I came to work in Oslo due to a meeting between Martin Giese in SIRIUS and Professor Cimiano, where SIRIUS’ need for a researcher with both semantic and language background was discussed. This led to an invitation to give a guest lecture and then the offer of a job, starting in September 2018.
Can you tell us a little about your research interests?
I am interested in the gap between humans and machines. Language is difficult for machines to understand: it is ambiguous and vague. There are many ways to say things. Machines need a well-defined way of representing knowledge, an organized way of describing the things expressed in texts and how they fit together. The first thing I am interested in is how to get information out of texts and into a knowledge representation. Once we have this, we can then also do Natural Language Generation: taking information in a knowledge representation and producing text.
We, thus far, have looked at how to take text, for example in Wikipedia, and use it to fill up a knowledge base. We want to do this automatically, so we need a system that can be trained, rather than being built manually. This is helped if we can use existing, publicly available structured data (DBpedia or Wikidata) to guide the extraction so that we can align this structured data with text.
What sort of projects can you see being done in SIRIUS?
An immediate area of application is SIRIUS’ work on requirements. Manually converting existing requirements from text to a digital form is difficult and time-consuming. However, requirements are usually highly structured, so it is likely that we can parse requirements as text statements automatically to generate digital requirements. This work requires substantial computing power, so there is scope for designing clever algorithms and use high-performance computers.

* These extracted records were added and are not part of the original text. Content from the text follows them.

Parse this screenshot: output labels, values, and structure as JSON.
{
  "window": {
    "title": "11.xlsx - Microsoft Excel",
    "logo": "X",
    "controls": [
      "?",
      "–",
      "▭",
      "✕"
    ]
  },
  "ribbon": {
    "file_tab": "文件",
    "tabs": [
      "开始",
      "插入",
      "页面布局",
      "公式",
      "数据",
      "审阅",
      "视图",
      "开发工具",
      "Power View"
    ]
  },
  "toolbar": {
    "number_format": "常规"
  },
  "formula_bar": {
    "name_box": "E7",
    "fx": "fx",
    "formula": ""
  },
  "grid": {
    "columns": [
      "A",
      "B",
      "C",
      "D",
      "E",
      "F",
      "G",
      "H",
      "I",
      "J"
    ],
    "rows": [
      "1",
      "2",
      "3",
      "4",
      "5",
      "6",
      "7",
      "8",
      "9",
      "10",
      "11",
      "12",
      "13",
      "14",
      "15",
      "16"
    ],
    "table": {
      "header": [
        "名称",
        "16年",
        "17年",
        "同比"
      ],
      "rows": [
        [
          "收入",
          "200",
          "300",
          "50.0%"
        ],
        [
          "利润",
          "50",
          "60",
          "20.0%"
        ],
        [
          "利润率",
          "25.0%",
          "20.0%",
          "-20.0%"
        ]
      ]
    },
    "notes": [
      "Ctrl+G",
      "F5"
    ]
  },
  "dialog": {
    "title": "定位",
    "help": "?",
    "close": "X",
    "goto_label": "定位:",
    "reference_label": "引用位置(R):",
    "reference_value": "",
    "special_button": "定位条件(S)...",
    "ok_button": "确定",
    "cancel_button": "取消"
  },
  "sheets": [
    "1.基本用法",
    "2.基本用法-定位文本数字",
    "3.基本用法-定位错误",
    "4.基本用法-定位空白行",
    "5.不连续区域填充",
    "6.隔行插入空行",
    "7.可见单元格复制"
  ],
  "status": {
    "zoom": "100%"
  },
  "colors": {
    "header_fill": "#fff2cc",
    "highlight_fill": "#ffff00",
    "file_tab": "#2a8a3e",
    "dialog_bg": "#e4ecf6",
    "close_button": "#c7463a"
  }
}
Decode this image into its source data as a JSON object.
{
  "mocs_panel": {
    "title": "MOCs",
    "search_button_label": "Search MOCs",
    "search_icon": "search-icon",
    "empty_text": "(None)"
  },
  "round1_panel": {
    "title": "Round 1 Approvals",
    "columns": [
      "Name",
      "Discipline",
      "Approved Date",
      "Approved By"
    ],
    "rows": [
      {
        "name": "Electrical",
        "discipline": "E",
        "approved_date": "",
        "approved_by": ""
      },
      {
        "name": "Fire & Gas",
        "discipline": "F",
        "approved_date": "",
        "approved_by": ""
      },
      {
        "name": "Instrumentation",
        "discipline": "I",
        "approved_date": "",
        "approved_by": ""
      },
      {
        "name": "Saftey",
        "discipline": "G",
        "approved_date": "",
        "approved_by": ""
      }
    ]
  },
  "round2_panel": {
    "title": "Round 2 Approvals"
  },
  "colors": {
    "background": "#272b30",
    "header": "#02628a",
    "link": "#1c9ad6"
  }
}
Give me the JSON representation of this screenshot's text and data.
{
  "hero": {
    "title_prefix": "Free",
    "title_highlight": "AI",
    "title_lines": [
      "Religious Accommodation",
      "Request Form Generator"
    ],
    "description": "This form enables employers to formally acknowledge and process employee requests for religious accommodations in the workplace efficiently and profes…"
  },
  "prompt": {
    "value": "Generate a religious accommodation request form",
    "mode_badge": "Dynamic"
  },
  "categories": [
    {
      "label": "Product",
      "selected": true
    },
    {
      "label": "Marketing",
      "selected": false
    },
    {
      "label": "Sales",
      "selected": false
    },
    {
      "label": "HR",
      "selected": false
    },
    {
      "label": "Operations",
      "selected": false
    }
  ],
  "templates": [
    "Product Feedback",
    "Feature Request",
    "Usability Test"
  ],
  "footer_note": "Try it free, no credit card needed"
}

Similar problems can be found with electronic health records, drilling reports, operational reports and inspection logs.
Within SIRIUS, I will be trying to strengthen the Natural Language Processing (NLP) work and bring it closer to the Knowledge Representation activities. This is actually the way we are addressing Data Science: NLP is a sub-problem of data science. Deep learning has been a popular and successful tool for NLP, but it seems to hit a performance barrier because it does not exploit known structure in the data. Our vision is to create machine learning algorithms that exploit the structure in data and its semantics.